The casting director is hired by the producer at the very beginning of the production process, and Paige says he can help shape the film. "When you're looking at a role, you consult with your director and find out what interpretation he's looking for in the character, and then you try to go in that direction." He says there are situations where a casting director can suggest alternative approaches. "So, you can be creative with things when you're casting, you don't just stick totally to the book. You may want to say, 'Well, can this role be African-American? Can it be something else other than what's on the paper?'"
That intimate involvement gives the casting director an influence that few other members of the production team enjoy, making him or her the one very important person an actor or actress must impress before they even have a chance to meet the director or producer.

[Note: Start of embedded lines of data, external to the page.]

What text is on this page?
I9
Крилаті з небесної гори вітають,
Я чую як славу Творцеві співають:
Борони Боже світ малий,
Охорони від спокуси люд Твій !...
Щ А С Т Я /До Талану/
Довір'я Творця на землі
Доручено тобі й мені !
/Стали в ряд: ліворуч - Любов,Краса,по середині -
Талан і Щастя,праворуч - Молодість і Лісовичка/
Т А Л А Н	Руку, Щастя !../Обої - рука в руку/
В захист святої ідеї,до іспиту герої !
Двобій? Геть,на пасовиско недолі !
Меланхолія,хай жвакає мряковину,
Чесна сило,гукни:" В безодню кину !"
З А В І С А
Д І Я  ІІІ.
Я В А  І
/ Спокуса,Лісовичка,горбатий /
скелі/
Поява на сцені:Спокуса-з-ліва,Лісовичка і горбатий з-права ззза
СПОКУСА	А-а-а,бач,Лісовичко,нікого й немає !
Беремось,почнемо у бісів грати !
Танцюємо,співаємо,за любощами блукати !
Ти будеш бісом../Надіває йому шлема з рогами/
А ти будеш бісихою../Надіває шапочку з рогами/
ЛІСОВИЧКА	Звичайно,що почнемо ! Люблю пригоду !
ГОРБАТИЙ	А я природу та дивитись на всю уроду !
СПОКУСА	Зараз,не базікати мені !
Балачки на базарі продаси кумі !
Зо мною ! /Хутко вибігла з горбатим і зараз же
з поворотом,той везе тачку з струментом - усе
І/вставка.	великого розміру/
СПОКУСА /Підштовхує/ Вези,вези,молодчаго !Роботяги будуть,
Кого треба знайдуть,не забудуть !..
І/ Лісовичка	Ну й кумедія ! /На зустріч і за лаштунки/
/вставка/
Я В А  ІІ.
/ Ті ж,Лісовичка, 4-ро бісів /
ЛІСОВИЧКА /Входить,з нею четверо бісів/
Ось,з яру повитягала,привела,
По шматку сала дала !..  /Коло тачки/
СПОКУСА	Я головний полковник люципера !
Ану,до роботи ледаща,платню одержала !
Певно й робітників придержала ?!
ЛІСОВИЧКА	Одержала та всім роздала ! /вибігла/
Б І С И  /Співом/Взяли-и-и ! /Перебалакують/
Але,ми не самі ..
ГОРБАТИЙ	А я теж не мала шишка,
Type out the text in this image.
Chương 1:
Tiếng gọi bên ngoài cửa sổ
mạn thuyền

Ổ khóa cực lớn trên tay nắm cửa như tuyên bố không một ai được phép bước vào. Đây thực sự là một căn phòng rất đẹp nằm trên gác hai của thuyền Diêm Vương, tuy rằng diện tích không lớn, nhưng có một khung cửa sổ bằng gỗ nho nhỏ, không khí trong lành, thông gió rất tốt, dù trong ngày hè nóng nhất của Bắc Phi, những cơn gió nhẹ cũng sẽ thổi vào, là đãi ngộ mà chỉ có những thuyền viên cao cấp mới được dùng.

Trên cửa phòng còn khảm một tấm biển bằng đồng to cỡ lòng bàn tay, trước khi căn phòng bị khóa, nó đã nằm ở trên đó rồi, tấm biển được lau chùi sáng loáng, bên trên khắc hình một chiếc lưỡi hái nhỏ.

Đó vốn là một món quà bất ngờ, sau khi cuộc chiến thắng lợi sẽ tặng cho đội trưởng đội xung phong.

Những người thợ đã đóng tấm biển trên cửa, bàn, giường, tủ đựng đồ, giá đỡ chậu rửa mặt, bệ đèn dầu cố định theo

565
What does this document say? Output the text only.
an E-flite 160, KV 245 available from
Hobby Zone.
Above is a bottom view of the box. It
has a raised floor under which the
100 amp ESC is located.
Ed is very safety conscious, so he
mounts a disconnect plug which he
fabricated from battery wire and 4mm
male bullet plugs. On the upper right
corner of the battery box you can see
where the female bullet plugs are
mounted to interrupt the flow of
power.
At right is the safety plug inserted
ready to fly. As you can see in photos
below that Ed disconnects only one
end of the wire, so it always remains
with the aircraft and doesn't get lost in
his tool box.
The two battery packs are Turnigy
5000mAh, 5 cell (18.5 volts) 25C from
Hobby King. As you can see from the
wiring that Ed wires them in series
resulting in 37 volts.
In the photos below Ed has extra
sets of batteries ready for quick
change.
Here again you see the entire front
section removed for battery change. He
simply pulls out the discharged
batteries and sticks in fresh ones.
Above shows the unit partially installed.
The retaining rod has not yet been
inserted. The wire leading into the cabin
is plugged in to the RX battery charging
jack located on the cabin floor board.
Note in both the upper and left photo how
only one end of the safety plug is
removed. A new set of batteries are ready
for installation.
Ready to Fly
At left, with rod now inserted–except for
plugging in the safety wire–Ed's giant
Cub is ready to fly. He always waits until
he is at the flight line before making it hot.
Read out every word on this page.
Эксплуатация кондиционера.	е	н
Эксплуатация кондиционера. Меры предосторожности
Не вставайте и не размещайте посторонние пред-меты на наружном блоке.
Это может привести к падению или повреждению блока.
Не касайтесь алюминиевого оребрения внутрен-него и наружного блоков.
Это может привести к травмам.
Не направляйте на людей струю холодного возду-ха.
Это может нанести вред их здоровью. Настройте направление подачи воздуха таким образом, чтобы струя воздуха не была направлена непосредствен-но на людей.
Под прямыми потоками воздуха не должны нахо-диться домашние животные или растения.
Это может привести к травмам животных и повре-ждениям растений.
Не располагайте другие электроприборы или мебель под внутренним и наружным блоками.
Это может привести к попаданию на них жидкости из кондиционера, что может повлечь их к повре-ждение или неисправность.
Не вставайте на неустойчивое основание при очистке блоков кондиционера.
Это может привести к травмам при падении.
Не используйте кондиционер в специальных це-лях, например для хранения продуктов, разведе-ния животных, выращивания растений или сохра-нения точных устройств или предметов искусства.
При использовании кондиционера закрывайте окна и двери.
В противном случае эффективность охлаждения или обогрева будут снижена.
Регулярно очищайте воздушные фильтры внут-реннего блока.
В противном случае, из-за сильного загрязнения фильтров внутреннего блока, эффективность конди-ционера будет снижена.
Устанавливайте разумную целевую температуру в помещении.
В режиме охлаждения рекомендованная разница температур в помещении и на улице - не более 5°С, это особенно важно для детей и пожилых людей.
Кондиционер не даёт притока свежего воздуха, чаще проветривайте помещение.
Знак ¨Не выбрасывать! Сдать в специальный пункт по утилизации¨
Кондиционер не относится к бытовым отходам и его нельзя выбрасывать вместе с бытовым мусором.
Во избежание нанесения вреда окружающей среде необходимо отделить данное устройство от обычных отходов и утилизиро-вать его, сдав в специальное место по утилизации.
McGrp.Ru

But Paige says a good impression doesn't necessarily lead to a good part… or any part at all. "I think all actors think they should always get the part that they're up for," he observes, noting "that doesn't always happen; there are so many other things that enter into it. There may be a certain quality that one actor has, that the other one doesn't. Sometimes there's a quality that may be stronger than the ability -- the better actor doesn't get the role."
Before the auditioning of actors can begin, the film's director, producer, and casting director need to carefully analyze the screenplay. "It always begins with the script," Paige says, "because you gotta have the written word on the page. Then you have to decide, which roles do you necessarily need stars for. And which stars are right for the roles."
Although compiling a list of big name actors may be important to the financial success of a film, the veteran casting director says the real work is selecting the dozens of not-so-famous actors to fill the smaller, supporting roles. "You go through photographs that may be sent in by the agents. Sometimes it entails a reading, sometimes it entails looking at a DVD of some of their work."
It's also important for the casting director to be able to spot trends, to know which actors are becoming more popular, and which ones are headed in the other direction. To do that, Marvin Paige needs to see a lot of movies and watch a lot of television. He goes to scores of live stage plays and frequently visits drama workshops, or talent showcases.
"When you're casting, if you've got a thousand submissions, there's no way you're gonna go through all of them for a particular part. You'll get submissions that are totally wrong from people who have no background, no credits, no training. That doesn't mean you totally eliminate new people." In time, Paige says, casting directors develop a sense that allows them to spot those rare, but still unknown actors who are destined to become stars.